— Tamta strona — to już Liberja, wolny kraj czarnych ludzi... — szepnął murzyn, lecz po chwili syknął i położył palec na ustach, oczami wskazując na rzekę.
Jurek spojrzał i ledwie się powstrzymał od głośnego okrzyku.
Ujrzał bowiem przed sobą piękny i niezmiernie rzadki obraz.
Z prawie czarnej toni wynurzały się ogromne łby hipopotamów. Wybałuszone, jakgdyby u olbrzymich żab, oczy wpatrywały się podejrzliwie w haszcze nadbrzeżne, małe uszki poruszały im się niespokojnie. Zwierzęta co chwila roztwierały paszcze z potwornemi kłami, głośno i chrapliwie wciągając powietrze.
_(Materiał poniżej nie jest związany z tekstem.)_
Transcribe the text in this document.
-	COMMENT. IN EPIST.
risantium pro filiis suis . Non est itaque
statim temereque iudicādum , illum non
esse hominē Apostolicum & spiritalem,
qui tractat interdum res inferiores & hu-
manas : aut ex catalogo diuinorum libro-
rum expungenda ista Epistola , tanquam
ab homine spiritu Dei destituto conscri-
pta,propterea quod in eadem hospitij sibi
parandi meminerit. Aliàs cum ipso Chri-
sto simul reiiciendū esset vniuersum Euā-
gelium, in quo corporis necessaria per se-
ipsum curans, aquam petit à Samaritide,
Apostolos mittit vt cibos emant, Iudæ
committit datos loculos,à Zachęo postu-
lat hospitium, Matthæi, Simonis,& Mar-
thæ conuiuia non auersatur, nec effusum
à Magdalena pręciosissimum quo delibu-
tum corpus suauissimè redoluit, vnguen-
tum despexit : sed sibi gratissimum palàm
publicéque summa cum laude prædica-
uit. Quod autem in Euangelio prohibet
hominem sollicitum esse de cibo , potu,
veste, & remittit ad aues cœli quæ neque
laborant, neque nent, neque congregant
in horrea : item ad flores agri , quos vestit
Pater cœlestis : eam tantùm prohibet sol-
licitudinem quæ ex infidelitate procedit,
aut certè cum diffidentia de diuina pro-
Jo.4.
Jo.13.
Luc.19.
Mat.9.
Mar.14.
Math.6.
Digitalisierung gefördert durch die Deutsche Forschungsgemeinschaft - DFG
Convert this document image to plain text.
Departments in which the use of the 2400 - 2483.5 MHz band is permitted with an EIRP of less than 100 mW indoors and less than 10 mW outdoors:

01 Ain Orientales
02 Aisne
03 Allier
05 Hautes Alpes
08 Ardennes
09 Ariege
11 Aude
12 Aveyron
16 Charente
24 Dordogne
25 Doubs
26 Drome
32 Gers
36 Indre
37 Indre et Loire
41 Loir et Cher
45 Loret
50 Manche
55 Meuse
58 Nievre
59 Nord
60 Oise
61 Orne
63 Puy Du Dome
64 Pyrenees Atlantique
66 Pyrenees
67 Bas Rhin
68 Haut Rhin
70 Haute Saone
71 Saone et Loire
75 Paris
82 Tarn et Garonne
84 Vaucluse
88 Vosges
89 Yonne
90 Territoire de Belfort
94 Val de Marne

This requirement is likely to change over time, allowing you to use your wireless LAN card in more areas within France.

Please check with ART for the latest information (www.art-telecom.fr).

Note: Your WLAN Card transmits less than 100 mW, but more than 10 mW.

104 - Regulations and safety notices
Na brzegu, opuściwszy pysk do wody, stał ciemno-szary byk z grubemi, rozłożystemi rogami i pił. Ogonem bił się po biodrach, strasząc dokuczliwe bąki. O kilkanaście kroków dalej, stojąc w rzece po kolana, kąpała się para słoni. Zlewały sobie grzbiety wodą, wyrzucaną z trąb, i bez przerwy wachlowały się szerokiemi uszami, czujnie nasłuchując i od czasu do czasu wydając basowe mruczenie.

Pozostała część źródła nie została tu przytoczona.